A key issue in the steam electrode development for Proton-conducting Ceramic Electrolysis Cells (PCECs) is the required contact with the electrolyte material as well as thermo-chemical compatibility during cell processing and operation. This study focuses on BaCo_0.4Fe_0.4Zr_0.2O

_{3 - δ}

(BCFZ442) as a potential steam electrode material paired with the state-of-the-art proton conductor BaZr_0.7Ce_0.2Y_0.1O

_{3 - δ}

(BZCY721). The objectives are to identify an optimal material composition amongst several compositional variations and to define its corresponding fabrication conditions for achieving suitable electrodes compatibility, adhesion and performance for further translation into the cell fabrication process. Therefore, we tested 90:10, 70:30 and 50:50 BCFZ442:BZCY721 composites which were heat-treated in the temperature of 800–1200 °C. The phase evolution accompanied by thermal and microstructural analyses and in addition to electrical and mechanical characterization yielded interesting results. Extensive analysis indicate compositional, functional and fabrication optimum in the steam electrode development of PCECs.

Abstract Image

查看原文本刊更多论文

基于BaCo0.4Fe0.4Zr0.2O3−δ: BaZr0.7Ce0.2Y0.1O3−δ复合材料的质子传导陶瓷电解电池功能蒸汽电极设计

质子导电陶瓷电解电池（PCECs）蒸汽电极开发的一个关键问题是在电池加工和运行过程中与电解质材料的接触以及热化学相容性。研究了baco0.4 fe0.4 zr0.3 2o3−δ (BCFZ442)与新型质子导体BaZr0.7Ce0.2Y0.1O3−δ (BZCY721)作为潜在的蒸汽电极材料。目标是在几种成分变化中确定最佳的材料成分，并定义其相应的制造条件，以实现合适的电极相容性，附着力和性能，以便进一步转化为电池制造过程。因此，我们测试了在800-1200℃温度下进行热处理的90:10、70:30和50:50的BCFZ442:BZCY721复合材料。相演化伴随着热学和微观结构分析，以及电学和力学特性，产生了有趣的结果。广泛的分析表明，pcec蒸汽电极的组成、功能和制造是最理想的。
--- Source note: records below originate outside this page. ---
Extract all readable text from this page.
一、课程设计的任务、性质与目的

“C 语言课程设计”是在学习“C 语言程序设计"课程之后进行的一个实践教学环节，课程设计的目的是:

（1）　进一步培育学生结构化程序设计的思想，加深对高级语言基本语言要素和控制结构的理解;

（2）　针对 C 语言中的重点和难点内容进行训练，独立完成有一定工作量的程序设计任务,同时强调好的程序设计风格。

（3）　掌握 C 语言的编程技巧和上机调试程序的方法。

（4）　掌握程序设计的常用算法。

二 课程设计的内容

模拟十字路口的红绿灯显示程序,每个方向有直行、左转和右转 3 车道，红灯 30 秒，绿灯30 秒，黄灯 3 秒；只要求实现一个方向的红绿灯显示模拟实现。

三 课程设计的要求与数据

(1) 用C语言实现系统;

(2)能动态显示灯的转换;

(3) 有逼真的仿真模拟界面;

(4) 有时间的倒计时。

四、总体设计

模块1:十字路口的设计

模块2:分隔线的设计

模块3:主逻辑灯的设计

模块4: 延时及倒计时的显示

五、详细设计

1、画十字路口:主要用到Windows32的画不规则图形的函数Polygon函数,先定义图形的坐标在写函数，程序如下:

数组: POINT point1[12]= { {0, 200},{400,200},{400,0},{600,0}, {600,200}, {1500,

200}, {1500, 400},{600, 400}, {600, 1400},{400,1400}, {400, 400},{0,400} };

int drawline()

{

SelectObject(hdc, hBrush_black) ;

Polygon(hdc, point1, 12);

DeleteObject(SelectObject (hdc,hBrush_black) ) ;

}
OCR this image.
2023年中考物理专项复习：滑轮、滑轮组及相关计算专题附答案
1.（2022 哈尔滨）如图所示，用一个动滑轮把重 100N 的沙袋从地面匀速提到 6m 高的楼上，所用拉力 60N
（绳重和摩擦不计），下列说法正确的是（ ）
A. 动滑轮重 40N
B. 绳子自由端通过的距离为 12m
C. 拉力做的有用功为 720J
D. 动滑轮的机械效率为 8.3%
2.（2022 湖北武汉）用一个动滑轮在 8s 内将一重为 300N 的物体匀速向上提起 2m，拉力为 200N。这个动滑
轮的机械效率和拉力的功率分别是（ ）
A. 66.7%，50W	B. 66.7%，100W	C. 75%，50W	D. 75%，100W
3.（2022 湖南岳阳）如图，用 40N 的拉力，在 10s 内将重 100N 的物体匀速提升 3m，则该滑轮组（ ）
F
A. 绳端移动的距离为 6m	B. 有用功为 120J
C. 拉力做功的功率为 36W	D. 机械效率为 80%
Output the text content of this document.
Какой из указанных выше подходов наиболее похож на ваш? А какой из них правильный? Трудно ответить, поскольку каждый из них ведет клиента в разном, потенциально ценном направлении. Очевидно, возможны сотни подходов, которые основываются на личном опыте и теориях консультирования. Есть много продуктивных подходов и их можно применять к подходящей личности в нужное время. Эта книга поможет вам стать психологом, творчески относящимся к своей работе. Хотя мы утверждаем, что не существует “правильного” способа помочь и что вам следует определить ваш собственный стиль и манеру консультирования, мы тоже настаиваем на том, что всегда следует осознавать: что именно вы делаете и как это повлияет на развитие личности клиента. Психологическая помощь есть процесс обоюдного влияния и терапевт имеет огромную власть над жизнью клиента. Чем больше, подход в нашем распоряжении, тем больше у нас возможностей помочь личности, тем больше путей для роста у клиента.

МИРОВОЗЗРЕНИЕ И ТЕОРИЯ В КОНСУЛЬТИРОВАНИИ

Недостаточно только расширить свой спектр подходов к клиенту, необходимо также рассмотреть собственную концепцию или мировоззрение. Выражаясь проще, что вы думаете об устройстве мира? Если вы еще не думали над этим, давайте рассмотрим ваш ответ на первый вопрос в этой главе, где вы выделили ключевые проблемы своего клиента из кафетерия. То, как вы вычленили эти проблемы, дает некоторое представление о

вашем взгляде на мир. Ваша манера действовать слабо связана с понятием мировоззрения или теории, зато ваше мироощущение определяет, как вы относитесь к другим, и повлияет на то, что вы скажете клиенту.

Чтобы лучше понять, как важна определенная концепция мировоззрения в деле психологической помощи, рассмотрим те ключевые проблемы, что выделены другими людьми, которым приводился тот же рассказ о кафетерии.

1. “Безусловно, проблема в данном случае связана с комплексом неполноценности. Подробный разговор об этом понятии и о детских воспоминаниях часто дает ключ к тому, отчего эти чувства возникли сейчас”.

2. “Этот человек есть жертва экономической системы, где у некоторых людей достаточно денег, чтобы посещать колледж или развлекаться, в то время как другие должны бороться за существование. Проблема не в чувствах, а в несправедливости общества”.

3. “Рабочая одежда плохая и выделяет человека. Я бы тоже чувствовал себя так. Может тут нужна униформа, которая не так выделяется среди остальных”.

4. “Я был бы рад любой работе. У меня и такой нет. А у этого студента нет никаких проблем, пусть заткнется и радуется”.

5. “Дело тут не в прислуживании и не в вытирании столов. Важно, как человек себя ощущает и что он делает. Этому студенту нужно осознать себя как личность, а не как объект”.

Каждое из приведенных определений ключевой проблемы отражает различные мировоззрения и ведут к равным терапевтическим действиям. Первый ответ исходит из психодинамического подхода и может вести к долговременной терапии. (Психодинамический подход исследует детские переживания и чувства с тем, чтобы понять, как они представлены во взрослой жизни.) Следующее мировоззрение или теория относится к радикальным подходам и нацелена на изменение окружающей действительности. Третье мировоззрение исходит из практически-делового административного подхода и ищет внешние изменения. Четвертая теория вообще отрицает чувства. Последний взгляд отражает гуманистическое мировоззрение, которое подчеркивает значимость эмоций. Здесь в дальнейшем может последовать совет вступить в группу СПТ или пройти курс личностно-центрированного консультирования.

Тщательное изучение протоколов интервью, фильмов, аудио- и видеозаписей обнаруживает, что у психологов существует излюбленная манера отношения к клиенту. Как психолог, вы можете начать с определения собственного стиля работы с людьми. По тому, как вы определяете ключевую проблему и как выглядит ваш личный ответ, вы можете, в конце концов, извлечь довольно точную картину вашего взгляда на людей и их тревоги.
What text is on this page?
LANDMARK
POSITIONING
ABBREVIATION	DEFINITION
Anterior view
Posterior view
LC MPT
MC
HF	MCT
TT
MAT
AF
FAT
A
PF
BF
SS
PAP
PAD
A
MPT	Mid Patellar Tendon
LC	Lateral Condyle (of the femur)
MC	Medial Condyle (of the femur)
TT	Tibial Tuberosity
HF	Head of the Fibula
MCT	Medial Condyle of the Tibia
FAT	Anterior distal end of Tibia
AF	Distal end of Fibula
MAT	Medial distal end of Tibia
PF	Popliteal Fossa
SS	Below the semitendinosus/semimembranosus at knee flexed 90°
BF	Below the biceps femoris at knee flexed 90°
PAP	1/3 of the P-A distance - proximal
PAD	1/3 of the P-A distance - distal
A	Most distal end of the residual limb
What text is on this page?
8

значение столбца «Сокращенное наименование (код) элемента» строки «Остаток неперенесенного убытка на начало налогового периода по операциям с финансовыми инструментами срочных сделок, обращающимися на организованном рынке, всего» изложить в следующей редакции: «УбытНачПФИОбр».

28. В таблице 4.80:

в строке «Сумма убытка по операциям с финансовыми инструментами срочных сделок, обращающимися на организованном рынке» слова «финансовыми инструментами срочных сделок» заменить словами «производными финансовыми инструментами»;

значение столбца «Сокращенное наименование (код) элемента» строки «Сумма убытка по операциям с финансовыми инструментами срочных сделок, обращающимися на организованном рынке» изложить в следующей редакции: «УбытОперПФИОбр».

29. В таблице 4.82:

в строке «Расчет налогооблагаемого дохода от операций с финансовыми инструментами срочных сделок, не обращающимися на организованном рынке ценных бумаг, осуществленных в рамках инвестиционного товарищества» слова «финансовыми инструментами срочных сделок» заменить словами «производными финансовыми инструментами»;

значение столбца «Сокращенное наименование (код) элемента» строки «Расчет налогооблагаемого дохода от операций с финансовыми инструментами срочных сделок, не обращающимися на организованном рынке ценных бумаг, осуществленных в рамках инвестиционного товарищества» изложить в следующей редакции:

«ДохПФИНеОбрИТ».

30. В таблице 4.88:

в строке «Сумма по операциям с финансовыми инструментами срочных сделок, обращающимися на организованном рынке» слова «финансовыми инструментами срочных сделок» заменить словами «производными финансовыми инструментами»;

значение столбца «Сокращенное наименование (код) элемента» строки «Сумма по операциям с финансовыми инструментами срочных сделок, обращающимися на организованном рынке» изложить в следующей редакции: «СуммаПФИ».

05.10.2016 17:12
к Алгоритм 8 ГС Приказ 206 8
本文章由计算机程序翻译，如有差异，请以英文原文为准。

求助全文

约1分钟内获得全文求助全文

来源期刊

Journal of The European Ceramic Society 工程技术-材料科学：硅酸盐

CiteScore

10.70

自引率

12.30%

发文量

863

审稿时长

35 days

期刊介绍： The Journal of the European Ceramic Society publishes the results of original research and reviews relating to ceramic materials. Papers of either an experimental or theoretical character will be welcomed on a fully international basis. The emphasis is on novel generic science concerning the relationships between processing, microstructure and properties of polycrystalline ceramics consolidated at high temperature. Papers may relate to any of the conventional categories of ceramic: structural, functional, traditional or composite. The central objective is to sustain a high standard of research quality by means of appropriate reviewing procedures.